O valor da realização, em regra, corresponde ao valor que tiver sido considerado para efeitos de IMT (art. 44º, n. º2 do CIRS). O valor de aquisição, em regra, corresponde ao valor que que tiver sido considerado para efeitos de IMT (art. 46º, n. º1 do CIRS).

O valor de aquisição deve ser atualizado pela correção monetária (art. 50º, n. º1 do CIRS).  A este valor devem-se somar os encargos com a valorização dos bens, comprovadamente realizados nos últimos 12 anos, e as despesas necessárias e efetivamente praticadas, inerentes à aquisição e alienação, bem como a indemnização comprovadamente paga pela renúncia onerosa a posições contratuais ou outros direitos inerentes a contratos relativos a esses bens, nas situações previstas na alínea a) do n.º 1 do artigo 10.º (art. 51º, n. º1, al. a) do CIRS).

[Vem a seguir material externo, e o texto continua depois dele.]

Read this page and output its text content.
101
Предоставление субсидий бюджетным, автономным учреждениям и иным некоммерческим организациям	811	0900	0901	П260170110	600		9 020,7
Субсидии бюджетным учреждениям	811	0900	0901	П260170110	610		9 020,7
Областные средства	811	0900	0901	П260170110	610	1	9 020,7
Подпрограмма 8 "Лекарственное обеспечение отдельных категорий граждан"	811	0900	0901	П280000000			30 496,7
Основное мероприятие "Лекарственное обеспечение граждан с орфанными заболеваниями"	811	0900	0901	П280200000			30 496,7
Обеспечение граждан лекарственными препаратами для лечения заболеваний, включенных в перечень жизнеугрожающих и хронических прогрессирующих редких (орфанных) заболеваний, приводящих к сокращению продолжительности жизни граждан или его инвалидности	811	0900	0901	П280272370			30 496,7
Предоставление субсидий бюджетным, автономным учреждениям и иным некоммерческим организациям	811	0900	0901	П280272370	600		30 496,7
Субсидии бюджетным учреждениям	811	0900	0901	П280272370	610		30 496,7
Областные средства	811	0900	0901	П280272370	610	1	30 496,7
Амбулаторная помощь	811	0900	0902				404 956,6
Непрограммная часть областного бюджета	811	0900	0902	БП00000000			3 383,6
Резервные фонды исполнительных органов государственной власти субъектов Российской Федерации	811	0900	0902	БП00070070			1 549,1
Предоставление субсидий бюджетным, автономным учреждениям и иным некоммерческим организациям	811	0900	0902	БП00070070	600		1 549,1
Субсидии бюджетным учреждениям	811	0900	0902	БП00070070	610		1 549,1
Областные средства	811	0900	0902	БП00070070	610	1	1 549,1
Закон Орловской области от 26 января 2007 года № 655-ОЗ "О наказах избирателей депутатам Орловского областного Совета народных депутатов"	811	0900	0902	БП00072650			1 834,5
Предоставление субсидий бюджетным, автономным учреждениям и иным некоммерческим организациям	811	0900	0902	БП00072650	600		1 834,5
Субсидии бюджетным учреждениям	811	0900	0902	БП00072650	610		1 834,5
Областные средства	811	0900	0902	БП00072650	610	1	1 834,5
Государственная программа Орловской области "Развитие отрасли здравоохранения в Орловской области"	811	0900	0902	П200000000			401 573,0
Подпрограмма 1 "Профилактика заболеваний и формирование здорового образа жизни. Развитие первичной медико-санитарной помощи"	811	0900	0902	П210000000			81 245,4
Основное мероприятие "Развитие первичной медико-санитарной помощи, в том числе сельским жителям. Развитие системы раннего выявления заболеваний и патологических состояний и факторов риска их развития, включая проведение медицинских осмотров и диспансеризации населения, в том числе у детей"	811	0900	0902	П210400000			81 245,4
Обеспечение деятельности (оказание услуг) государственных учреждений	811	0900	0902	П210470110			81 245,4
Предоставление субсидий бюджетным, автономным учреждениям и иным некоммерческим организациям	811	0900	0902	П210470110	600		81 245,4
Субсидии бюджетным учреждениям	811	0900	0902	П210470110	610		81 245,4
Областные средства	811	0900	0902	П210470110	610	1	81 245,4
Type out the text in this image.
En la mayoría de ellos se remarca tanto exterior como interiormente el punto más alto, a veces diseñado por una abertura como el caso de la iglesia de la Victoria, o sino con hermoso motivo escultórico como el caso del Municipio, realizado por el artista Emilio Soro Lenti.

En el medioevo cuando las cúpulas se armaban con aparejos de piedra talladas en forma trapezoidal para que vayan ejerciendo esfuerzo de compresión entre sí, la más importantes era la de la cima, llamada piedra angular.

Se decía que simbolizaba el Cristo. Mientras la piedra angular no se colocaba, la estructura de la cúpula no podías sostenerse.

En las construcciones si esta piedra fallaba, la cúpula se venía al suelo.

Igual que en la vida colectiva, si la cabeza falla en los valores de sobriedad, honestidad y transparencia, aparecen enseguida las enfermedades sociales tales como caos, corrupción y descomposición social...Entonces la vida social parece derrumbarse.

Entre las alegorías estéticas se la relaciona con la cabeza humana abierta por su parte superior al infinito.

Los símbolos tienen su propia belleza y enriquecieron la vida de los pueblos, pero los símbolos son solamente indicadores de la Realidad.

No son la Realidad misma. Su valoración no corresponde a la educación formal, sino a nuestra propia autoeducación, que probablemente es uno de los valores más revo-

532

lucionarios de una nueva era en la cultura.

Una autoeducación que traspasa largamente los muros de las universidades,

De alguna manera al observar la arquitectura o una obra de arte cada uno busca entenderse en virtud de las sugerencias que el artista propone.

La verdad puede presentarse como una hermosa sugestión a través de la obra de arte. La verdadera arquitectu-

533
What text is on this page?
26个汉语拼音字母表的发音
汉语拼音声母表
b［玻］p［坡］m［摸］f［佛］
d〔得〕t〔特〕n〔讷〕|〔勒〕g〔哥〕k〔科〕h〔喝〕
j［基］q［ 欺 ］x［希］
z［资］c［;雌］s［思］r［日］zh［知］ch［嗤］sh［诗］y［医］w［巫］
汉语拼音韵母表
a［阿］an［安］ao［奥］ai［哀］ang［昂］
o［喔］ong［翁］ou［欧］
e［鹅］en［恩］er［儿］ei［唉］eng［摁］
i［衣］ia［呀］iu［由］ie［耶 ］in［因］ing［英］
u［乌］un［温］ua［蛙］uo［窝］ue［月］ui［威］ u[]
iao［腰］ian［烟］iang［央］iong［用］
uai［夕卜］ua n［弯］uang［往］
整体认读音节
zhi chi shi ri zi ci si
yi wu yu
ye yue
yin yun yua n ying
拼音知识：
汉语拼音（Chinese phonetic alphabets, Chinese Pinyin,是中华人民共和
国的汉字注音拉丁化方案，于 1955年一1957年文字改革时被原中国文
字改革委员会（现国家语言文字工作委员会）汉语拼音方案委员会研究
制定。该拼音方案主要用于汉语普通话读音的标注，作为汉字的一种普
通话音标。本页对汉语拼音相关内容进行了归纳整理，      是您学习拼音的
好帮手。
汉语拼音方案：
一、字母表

Depois de apurado o valor da mais valia, o art. 43º, n. º2 do CIRS estatui o seguinte:

“2 - O saldo referido no número anterior, respeitante às transmissões efetuadas por residentes previstas nas alíneas a), c) e d) do n.º 1 do artigo 10.º, positivo ou negativo, é apenas considerado em 50 % do seu valor.”

No caso sub judice estão em causa os encargos com a valorização dos bens que devem acrescer ao valor de aquisição (art. 51º, n. º1, al. a.) do CIRS).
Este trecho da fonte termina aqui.